Being toothless is not all negative. It taught me a degree of detachment. My son had to have a tooth filled in Boston, while I was there, and the $500 bill made me determined to avoid any dentist help in the US. Toothless I came and toothless I would go.

It was a remarkably useful prop when getting my two older grandsons to brush their teeth each night. I would watch them brush their teeth until they finished and then open my mouth wide and ask “do you want this to happen to you?”. At which point they quickly re-applied their toothbrushes with gusto. Strangely, none of my three grandchildren flinched at my toothless state. They hugged me as much as ever and it was salutary to see that disfigurement is not such a big deal for the young. As long as you play, read to them, take them to the parks and chat and laugh with them they overlook all sorts of oddities.

I enjoyed time with loved ones in Boston.   I also had the fortune to meet up with an old friend of mine who lives two hours north of Boston. She came down by train to see me for a few hours and warned me that she felt she had aged greatly in the 10 years since we’ve seen each other and might be hard to recognise at the train station. I sent her an email and told her not to worry as she could easily spot me as I was missing a front tooth!  It did give me a hillbilly appearance which by the second week began to even make me laugh. Especially when brushing my hair and putting on make-up in the morning. It felt like barring the barn door long after the horse has bolted.
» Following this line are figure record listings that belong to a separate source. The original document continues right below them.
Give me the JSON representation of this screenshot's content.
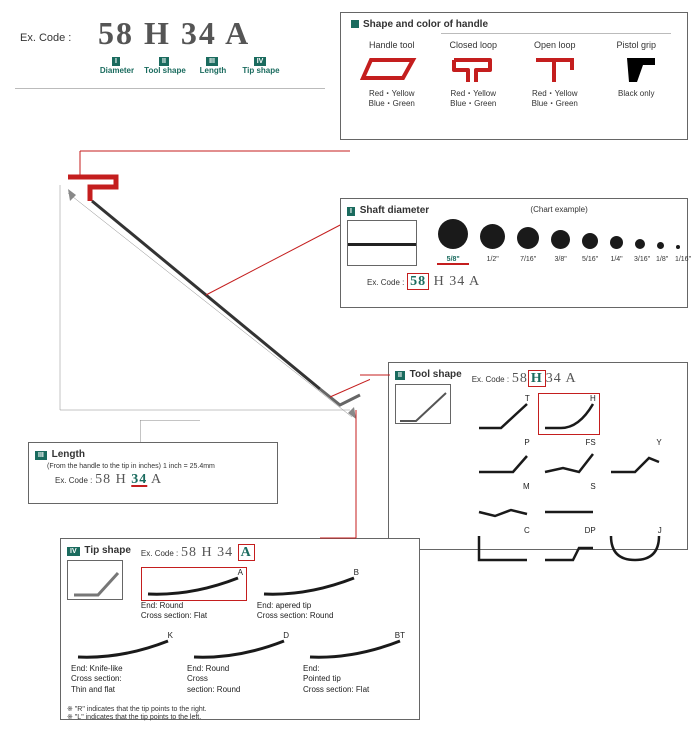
{
  "excode_label": "Ex. Code :",
  "main_code": {
    "p1": "58",
    "p2": "H",
    "p3": "34",
    "p4": "A"
  },
  "main_sub": [
    {
      "badge": "I",
      "label": "Diameter"
    },
    {
      "badge": "II",
      "label": "Tool shape"
    },
    {
      "badge": "III",
      "label": "Length"
    },
    {
      "badge": "IV",
      "label": "Tip shape"
    }
  ],
  "handle_section": {
    "title": "Shape and color of handle",
    "items": [
      {
        "name": "Handle tool",
        "sub": "Red・Yellow\nBlue・Green",
        "color": "#c41e1e",
        "type": "handle"
      },
      {
        "name": "Closed loop",
        "sub": "Red・Yellow\nBlue・Green",
        "color": "#c41e1e",
        "type": "closed"
      },
      {
        "name": "Open loop",
        "sub": "Red・Yellow\nBlue・Green",
        "color": "#c41e1e",
        "type": "open"
      },
      {
        "name": "Pistol grip",
        "sub": "Black only",
        "color": "#000",
        "type": "pistol"
      }
    ]
  },
  "diameter": {
    "badge": "I",
    "title": "Shaft diameter",
    "chart_label": "(Chart example)",
    "sizes": [
      {
        "d": 30,
        "l": "5/8\""
      },
      {
        "d": 25,
        "l": "1/2\""
      },
      {
        "d": 22,
        "l": "7/16\""
      },
      {
        "d": 19,
        "l": "3/8\""
      },
      {
        "d": 16,
        "l": "5/16\""
      },
      {
        "d": 13,
        "l": "1/4\""
      },
      {
        "d": 10,
        "l": "3/16\""
      },
      {
        "d": 7,
        "l": "1/8\""
      },
      {
        "d": 4,
        "l": "1/16\""
      }
    ],
    "code": {
      "p1": "58",
      "p2": "H 34 A"
    }
  },
  "length": {
    "badge": "III",
    "title": "Length",
    "note": "(From the handle to the tip in inches) 1 inch = 25.4mm",
    "code": {
      "p1": "58 H ",
      "p2": "34",
      "p3": " A"
    }
  },
  "toolshape": {
    "badge": "II",
    "title": "Tool shape",
    "code": {
      "p1": "58",
      "p2": "H",
      "p3": "34 A"
    },
    "shapes": [
      "T",
      "H",
      "P",
      "FS",
      "Y",
      "M",
      "S",
      "C",
      "DP",
      "J"
    ]
  },
  "tip": {
    "badge": "IV",
    "title": "Tip shape",
    "code": {
      "p1": "58 H 34",
      "p2": "A"
    },
    "tips": [
      {
        "code": "A",
        "desc": "End: Round\nCross section: Flat",
        "sel": true
      },
      {
        "code": "B",
        "desc": "End: apered tip\nCross section: Round"
      },
      {
        "code": "K",
        "desc": "End: Knife-like\nCross section:\nThin and flat"
      },
      {
        "code": "D",
        "desc": "End: Round\nCross\nsection: Round"
      },
      {
        "code": "BT",
        "desc": "End:\nPointed tip\nCross section: Flat"
      }
    ],
    "notes": [
      "※ \"R\"  indicates that the tip points to the right.",
      "※ \"L\"  indicates that the tip points to the left."
    ]
  },
  "colors": {
    "red": "#c41e1e",
    "teal": "#1a6b5e",
    "gray": "#888"
  }
}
When I returned home I managed to find a dentist to construct a replacement on a post drilled into the root of my old tooth. Thankfully cheaper than an implant! As the dentist held up a card to work out the colour of the replacement tooth she said: “yes, I think it needs to be slightly blue like the other teeth” to her young assistant. Depressing news indeed! Whatever, the gap has gone and I can now smile without frightening nearby strangers.  

I’ve learned a lot from the whole experience. When you pass 60 parts of you have a tendency to fall off or alternatively, weird things decide to grow on you. Physically that can be shocking but there are also mental cracks that appear. Names escape one, reasons for entering a room evaporate. Simple words that are not at all complicated evaporate from the mind. But love remains and it eases all ills, physical and mental. Loved ones work their magic, massaging healthy hope back into old bones and making new wholesome memories to hold onto. There are worse things than being toothless and my replacement may be a shade of blue but I am not feeling blue just very grateful for everything.

"If we are not happy and joyous at this season, for what other season shall we wait and for what other time shall we look?"